Calculating laminate thickness for high surface pressure

General Composites Discussions Engineering Talk
#1

Hi,
Being a practical person, I haven’t learned how to calculate laminate thickness for specific strength. I now need to figure out what the theoretical layup of a cylinder should be, which needs to support 7.5 bar water pressure. Here are the specifications:

ID: 40mm
inner length: 400mm
Outer dimensions not fixed
Fiber: T700 + Inner layer of Kevlar
Matrix: recommendations for marine use?

I’m not looking for just an answer. I’m hoping someone can either walk me through or point me in the right direction.:smiley:

Thanks in advance.

#2

Well I’ll point you in the right direction. The primary stress that you are going to need to calculate is the hoop stress.

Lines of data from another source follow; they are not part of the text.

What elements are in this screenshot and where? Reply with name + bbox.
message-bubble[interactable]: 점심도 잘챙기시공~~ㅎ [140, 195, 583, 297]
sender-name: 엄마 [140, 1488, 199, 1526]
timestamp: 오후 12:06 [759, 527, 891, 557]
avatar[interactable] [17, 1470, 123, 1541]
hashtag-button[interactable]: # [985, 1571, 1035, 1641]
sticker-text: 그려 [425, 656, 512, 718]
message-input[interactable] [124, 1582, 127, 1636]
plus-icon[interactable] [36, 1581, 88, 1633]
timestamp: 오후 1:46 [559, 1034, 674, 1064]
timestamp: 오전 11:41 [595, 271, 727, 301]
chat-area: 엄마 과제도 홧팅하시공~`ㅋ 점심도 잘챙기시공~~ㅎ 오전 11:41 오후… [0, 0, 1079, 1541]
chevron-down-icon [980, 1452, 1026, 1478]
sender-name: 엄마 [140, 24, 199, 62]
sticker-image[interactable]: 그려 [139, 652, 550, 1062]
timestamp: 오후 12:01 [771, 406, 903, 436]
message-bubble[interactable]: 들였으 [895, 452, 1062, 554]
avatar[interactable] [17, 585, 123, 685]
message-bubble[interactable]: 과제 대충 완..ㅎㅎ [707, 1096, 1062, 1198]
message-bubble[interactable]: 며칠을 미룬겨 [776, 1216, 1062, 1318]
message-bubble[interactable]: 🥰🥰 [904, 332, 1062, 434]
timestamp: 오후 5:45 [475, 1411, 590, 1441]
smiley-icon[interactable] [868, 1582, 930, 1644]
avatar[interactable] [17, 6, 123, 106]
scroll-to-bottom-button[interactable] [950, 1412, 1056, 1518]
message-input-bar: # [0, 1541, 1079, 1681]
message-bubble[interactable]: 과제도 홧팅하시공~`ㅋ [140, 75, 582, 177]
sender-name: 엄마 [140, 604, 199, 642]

The longitudinal stress will be half that of the hoop stress. So if you use a woven fabric on 0/90 and design for the hoop stress the longitudinal stress will be taken care of by a factor of 2.

The internet has many examples for calculating the hoop stress in a pressure vessel.

You’re going to find out that it’s not going to take very much material. :wink:

Let us know if you need more help.

#3

I agree with the above. Do a Wikipedia search for “Cylinder Stresses” and it should give you all the information and formulas you need. I would use a safety factor of at least 3 (i.e. design the cylinder for 22.5 bar) when you calculate the laminate thickness you need.

The laminate thickness required will probably be much smaller than the thickness required to ensure that the cylinder is not damaged when it is handled, dropped and or bumped.

I would stay away from PE and stick with VE or Epoxy resin since you are using carbon/aramid. Just remember for a marine application that aramid is hygroscopic (absorbs water).

#4

Thanks for the feedback. I’ve spent the last 2 days trying to get my head around how to apply hoop stress here but all the info I find is for vessels with internal pressure. The fibers would the be in tension and the walls very thin. Mine needs to withstand external pressure (7.65 kg/sqcm) so the fiber are in compression.

I punched the number into Laminator for a layup of 0/90/45/-45/90/0. It says I’m Ok according to Tsai-Wu falure criteria but I have my doubts because of the limitations of the program. It was written for flat plates and XY loads. I have to trick it by setting these to 0 and applying only shear loads.

At the moment I have the feeling I’m going in the completely wrong direction.

#5

The formula for calculating internal pressure is the same as for calculating external pressure. The only difference, as you stated, is that with internal pressure the walls undergo tensile stress. With external pressure the walls undergo compression stress. This does complicate things because thin walled structures will buckle before they reach their compression yield strength. I would think that the flexural modulus of the wall would be part of the calculation.

Hopefully, Infusible can shine some more light of the subject. :smiley:

#6

Again I agree with wyowindworks, the equations give the correct results for external or internal pressure just that the fibers will be in compression for an external pressure.

Just think of it this way, if you look at a very small segment of the part, say .001 inchess X .001 inchess this is effectively a flat plate. Lets say that the y direction runs the length of the vessel, the x direction in the width direction, and z is normal to the surface. The compression stress in the x-direction is twice the compression stress in the y-direction as given by the equations we mentioned above. Does this make sense?

Like mentioned above, buckilng will probably be the limiting factor if you make the laminate very thin not to mention if would be very easy to damage. You can do some research online for buckling of curved composite plates but I would just use a large safety factor on you design pressure and overbuild the part.

Remember the KISS principle: “Keep it simple, stupid!”

#7

If a pressurized tube has to be made with thick walls, there’s nothing like filament winding. But in this case just rolling UD prepreg is good enough.
I don’t see the use of kevlar in this case.

#8

First off, thanks for the help. Since I didn’t study engineering, I’m trying to learn the theory and maths on my own. I thought this would be a simple enough real project to try. I already know what the layup would be from a practical stand point. I wanted to see what it looked like on paper. I’m missing some basic mechanics theory so I’m not quite there yet.

The vessel will hold Li-Ion batteries so I chose kevlar to line it for three reasons. 1) it’s non-conductive, 2) it’s very resilient to rubbing and 3) Li-Ion batteries can explode so the kevlar would limit the amount shrapnel flying about in a failure state. I realize that I could get similar effects using glass instead but kevlar would be an additional marketing point.

As soon as I finish I will post the results here but it will take a few more days.